Dans un premier temps, Marco a exposé l'architecture générale de l'écosystème Xiaomi, mettant en lumière ses principales composantes :

  • Les trottinettes connectées, qui intègrent plusieurs sous-systèmes tels que le module de communication Bluetooth, le module de commande du moteur et le module de gestion de la batterie.
  • L'application mobile MiHome, indispensable à l'utilisation des trottinettes par leurs propriétaires. Cette application communique avec les trottinettes via un protocole propriétaire basé sur le Bluetooth Low Energy (BLE). Elle permet d'associer une trottinette à un compte Xiaomi, offrant notamment à l'utilisateur connecté la possibilité de désactiver le frein moteur, principale mesure de sécurité physique contre le vol des trottinettes.
  • Le backend de Xiaomi, fournissant des services web consommés par l'application mobile.

Les recherches de Marco se sont concentrées sur les attaques ayant le plus fort impact potentiel, notamment le vol de trottinettes ou l'envoi de commandes arbitraires à celles-ci. Ces attaques se limitent aux échanges Bluetooth entre la trottinette et l'application mobile.

Au cours de son analyse initiale des échanges entre l'application mobile et différentes versions de trottinettes, Marco a identifié quatre versions de protocoles utilisés :

  • La version P1, dépourvue de toute sécurité. Les échanges sont en clair et ne comportent aucune vérification d'intégrité, permettant à un attaquant connaissant la structure des paquets de voler n'importe quel appareil en l'appariant à son téléphone.
  • La version P2, utilisant la fonction XOR pour obfusquer les messages avec une clé. Cependant, cette clé peut être facilement obtenue par une écoute passive ou via une demande d'appariement, si l'attaquant peut physiquement activer ce mode sur la trottinette via l'appui sur un bouton. De plus, il est possible de forcer la transition vers le protocole P1 en envoyant une commande spécifique.
  • La version P3, utilisant l'algorithme AES-ECB pour dériver la clé à partir d'une constante et du nom de la trottinette. La constante étant identique pour toutes les trottinettes et le nom étant visible par un attaquant à proximité, ce mécanisme de sécurité peut être contourné.
  • La version P4, présente sur les appareils à jour, utilise l'algorithme de Diffie-Hellman pour échanger une clé privée. Bien que l'algorithme soit robuste, la demande d'appariement n'est pas authentifiée et peut être initiée par un attaquant capable d'appuyer sur le bouton d'appariement.

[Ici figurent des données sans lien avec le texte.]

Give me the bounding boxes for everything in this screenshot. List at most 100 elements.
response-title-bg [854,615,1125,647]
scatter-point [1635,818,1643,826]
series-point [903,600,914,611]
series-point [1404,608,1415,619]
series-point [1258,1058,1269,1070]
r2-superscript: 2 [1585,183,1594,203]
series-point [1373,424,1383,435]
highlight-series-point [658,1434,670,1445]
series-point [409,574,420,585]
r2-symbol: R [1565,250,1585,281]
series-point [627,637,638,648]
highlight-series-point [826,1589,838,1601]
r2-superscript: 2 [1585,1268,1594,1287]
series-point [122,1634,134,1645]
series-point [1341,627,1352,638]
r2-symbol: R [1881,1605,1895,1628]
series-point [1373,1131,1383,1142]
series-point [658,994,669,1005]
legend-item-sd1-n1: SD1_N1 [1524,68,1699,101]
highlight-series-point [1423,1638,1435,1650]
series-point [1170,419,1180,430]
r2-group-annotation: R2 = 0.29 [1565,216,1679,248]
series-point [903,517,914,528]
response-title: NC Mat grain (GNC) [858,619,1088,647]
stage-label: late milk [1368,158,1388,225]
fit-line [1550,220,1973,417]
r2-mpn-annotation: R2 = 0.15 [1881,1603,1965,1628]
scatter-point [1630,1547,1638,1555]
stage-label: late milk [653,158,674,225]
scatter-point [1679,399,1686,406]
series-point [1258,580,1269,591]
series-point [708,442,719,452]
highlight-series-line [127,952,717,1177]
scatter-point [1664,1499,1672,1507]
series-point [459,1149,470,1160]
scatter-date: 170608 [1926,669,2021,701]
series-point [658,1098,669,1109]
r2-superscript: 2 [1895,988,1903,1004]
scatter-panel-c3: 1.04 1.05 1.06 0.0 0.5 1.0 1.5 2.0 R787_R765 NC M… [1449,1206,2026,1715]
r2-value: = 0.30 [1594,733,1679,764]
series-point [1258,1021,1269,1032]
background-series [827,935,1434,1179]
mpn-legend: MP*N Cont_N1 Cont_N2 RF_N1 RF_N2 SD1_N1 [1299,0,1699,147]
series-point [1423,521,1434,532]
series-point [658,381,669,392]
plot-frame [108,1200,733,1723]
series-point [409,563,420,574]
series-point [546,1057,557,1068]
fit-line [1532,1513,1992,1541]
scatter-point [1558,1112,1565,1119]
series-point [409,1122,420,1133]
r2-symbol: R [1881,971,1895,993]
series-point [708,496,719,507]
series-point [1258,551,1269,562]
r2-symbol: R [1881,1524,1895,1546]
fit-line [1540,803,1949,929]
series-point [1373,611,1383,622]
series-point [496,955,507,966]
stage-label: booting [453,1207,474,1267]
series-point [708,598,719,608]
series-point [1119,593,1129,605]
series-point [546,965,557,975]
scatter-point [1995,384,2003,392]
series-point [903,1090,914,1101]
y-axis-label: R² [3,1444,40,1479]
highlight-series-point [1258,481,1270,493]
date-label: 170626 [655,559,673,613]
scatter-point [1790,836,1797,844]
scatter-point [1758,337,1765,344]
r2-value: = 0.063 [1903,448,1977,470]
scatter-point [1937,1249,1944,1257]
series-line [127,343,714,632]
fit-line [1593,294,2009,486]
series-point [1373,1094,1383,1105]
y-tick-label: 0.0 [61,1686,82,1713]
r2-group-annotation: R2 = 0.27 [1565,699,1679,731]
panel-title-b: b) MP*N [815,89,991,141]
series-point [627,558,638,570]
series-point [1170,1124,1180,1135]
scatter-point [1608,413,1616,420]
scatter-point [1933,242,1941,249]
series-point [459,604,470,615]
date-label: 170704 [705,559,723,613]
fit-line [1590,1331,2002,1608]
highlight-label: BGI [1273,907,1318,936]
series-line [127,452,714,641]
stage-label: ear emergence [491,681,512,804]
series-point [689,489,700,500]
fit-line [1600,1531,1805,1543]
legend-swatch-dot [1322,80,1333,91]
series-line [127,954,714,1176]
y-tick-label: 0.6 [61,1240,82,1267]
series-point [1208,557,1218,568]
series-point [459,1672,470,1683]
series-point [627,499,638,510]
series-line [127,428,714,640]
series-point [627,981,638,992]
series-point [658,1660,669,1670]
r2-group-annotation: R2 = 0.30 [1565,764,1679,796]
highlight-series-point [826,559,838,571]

De plus, le bouton d'appariement est le même que celui utilisé par les utilisateurs légitimes pour allumer les feux de la trottinette, ce qui, selon les observations de Marco, active également le mode d'appariement pendant 17 secondes sans que cela soit manifeste pour l'utilisateur. Ainsi, un attaquant à proximité d'un utilisateur légitime n'a qu'à attendre que celui-ci allume les feux pour initier un appariement malveillant et prendre le contrôle total de la trottinette.

Informée de ces différentes vulnérabilités, Xiaomi a répondu ne pas être en mesure de reproduire les scénarios décrits et n'a donc pas implémenté les correctifs suggérés par Marco. Le chercheur a par la suite publié le projet E-Spoofer, ensemble d'outils permettant d'exploiter les différentes vulnérabilités découvertes.

Lien vers l'article de recherche: https://francozappa.github.io/publication/2023/espoofer/paper.pdf


Ubuntu Shiftfs: Unbalanced Unlock Exploitation Attempt (CVE-2023-2612)

Jean-Baptise Cayrou, expert en cybersécurité au sein de la société Synacktiv, nous a présenté sa recherche sur la sécurité du système de fichier shiftfs au sein du kernel Ubuntu Linux. À travers une analyse du code de ce module peu étudié, Jean-Baptiste nous a détaillé la découverte d'un bug et les tentatives d'exploitation de celui-ci.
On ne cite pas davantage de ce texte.